Another misconception is that Israel needs to shift to diplomacy. The fact that Israel has not accepted Hamas’ terms doesn’t mean Israel is not making diplomatic efforts. Israel is working with the U.S. to secure the necessary steps for diplomacy to work. Hamas’ refusal to return the remaining hostages, its ongoing theft of humanitarian aid from the people of Gaza and its continued threats to the existence of the Jewish state prevent a diplomatic solution.

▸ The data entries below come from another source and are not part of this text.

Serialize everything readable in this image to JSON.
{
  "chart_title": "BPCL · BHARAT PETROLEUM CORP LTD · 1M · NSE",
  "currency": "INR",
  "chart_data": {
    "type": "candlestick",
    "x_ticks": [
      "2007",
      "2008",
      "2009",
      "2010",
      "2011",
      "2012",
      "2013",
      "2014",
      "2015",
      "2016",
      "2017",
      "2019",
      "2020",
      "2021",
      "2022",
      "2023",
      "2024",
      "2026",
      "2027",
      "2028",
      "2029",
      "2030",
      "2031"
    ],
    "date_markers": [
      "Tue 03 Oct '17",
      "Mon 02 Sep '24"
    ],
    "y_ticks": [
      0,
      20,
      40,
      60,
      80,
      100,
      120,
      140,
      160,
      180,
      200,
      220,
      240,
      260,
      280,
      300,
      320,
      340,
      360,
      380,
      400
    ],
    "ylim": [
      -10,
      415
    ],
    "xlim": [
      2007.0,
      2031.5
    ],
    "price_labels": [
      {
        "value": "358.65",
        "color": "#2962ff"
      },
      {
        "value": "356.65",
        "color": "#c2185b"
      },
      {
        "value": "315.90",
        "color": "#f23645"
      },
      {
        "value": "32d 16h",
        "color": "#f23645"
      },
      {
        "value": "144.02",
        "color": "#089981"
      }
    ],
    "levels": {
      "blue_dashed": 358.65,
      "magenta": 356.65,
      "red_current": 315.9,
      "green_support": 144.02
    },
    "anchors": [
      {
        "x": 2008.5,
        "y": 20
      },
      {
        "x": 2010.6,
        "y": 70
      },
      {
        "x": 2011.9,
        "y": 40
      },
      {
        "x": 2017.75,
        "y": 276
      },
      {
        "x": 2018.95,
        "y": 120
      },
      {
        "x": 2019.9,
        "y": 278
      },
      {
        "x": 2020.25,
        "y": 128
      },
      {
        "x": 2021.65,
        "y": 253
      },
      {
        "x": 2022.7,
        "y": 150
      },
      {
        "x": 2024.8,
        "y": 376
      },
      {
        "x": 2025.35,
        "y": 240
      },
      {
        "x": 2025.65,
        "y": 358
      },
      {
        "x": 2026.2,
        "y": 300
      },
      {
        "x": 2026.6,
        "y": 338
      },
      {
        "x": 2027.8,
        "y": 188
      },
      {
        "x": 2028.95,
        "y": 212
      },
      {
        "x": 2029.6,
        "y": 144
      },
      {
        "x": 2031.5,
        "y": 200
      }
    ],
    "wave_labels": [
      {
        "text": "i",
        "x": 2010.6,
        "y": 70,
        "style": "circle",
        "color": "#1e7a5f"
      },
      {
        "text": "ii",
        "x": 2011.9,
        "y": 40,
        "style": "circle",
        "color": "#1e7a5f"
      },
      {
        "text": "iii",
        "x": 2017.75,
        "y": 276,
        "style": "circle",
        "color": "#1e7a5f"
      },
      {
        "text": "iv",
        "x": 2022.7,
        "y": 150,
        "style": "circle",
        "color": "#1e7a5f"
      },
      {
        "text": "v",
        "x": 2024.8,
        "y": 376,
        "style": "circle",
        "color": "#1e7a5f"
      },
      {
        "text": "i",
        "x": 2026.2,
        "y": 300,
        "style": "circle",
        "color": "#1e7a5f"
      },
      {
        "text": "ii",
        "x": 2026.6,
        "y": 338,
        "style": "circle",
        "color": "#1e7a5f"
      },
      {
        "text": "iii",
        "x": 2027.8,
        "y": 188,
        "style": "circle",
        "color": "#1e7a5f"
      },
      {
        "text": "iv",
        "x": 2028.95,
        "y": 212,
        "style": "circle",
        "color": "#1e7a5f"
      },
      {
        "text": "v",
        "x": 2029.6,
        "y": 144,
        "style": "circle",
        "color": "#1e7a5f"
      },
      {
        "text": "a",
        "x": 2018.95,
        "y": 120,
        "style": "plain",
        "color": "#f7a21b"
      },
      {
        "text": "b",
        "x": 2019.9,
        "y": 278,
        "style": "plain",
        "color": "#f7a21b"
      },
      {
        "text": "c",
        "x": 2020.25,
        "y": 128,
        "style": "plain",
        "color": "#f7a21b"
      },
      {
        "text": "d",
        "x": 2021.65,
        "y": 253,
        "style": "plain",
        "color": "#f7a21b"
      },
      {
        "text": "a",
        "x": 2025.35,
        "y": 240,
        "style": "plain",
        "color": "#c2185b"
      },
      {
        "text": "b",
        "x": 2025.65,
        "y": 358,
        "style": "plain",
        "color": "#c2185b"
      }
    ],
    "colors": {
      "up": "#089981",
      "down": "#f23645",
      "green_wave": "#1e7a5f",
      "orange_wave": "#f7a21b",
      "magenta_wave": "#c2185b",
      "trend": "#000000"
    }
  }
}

This is not due to a lack of effort or interest on the part of Israel.

Finally, as Herzog told us, we need to bring American Jews to Israel, so that they can see firsthand what is happening and share those stories back home. Jewish Silicon Valley and South Bay rabbis are answering this call with a solidarity trip to Israel later this month. As I learned and saw from the heartbreaking and uplifting moments on my trip, seeing it in person makes it so much more real and urgent.

Daniel Klein
Daniel Klein

Daniel Klein is the CEO of Jewish Silicon Valley.